Lúcio Flávio incide sobre questões que extrapolam a crônica policial: a violência urbana, suas causas e conseqüências; o banditismo e a marginalidade; as atividades ilegais da polícia; as "vendas de proteção", "os esquadrões da morte" e muitas outras. Fazendo de Lúcio Flávio Vilar Lírio o personagem-síntese das contradições do universo social das grandes cidades, seu núcleo repousa antes na exposição da violência do que na análise das suas origens e desdobramentos. Psicólogos, criminalistas e sociólogos, entre outros, parecem concordar que violência gera violência em escala geométrica. O sucesso do filme policial sempre foi ambicionado pelo cinema brasileiro desde – para ficarmos num fato policial verídico contemporâneo – O assalto ao trem pagador de Roberto Farias e certamente não foi por acaso que Hector Babenco disputou com Reginaldo Farias – cujo Barra pesada obteve sucesso com a mesma temática – a aquisição dos direitos do livro de José Louzeiro. Nenhum deles, entretanto,obteve a recepção de Lúcio Flávio e este  fato demonstra, além de uma vitória do cinema brasileiro na luta pelo seu mercado, o aperfeiçoamento de nossos recursos técnicos capazes de permitir uma qualidade de espetáculo e, sobretudo, o interesse cada vez maior do público para com assuntos da nossa realidade.

Este interesse impõe necessariamente um compromisso que o filme de Babenco nem sempre cumpre. Para que isto acontecesse seria provavelmente necessário que o diretor colocasse o seu cinema a serviço de uma posição mais reflexiva, privilegiasse menos os artifícios de estilo – que não chega a ser propriamente autoral – em proveito de um aprofundamento das reações humanas mais recônditas, esforçando-se em mostrar – além do seu apelo comercial de ação e violência – o pano de fundo em que se movem suas criaturas. Uma opção ética que pudesse transcender  as elementares antinomias do filme, de que "bandido e polícia é a mesma coisa" – proferida pelo policial Moretti (Paulo César Pereio) – ou "bandido é bandido, polícia é polícia" – conclusão de Lúcio Flávio depois de sua última prisão.
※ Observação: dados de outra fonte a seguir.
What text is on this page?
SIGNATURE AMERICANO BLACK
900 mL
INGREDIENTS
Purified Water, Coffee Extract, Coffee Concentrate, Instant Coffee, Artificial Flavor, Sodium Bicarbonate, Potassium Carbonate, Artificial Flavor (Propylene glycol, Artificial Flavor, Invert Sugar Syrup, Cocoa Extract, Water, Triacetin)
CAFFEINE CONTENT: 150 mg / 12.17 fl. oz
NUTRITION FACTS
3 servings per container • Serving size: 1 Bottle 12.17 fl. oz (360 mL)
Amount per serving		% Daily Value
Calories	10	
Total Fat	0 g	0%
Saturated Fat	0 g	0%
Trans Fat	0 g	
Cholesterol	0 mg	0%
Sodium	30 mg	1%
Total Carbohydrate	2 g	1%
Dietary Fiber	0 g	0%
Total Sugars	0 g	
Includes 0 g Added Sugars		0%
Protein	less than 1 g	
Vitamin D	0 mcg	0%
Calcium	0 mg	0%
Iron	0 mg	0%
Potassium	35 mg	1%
Aqueles que se comprazem em descobrir em planos e seqüências isolados um outro sentido menos explícito do filme, poderão encontrar nestes momentos um indício da visão de Babenco. Se isto for realmente verdade, seu discurso não vai além das aparências,  é  apenas um epifenômeno cinematográfico cuja existência rende tributo àquele que a inspirou. Se, como dizia Karl Jaspers,  "o contrário da razão não é exterior à própria razão", e mocinho e bandido fazem parte de um mesmo modelo social e cultural – como propõe a película – não adianta então inverter a proposição e transformar o marginal em vítima e policiais em vilões. Apesar dos elementos de qualidade – sua oportuna embora um pouco descaracterizada, música de John Neschling – as interpretações convincentes, a fotografia e a qualidade da realização artesanal, Lúcio Flávio fica na superficialidade das suas aspirações comerciais.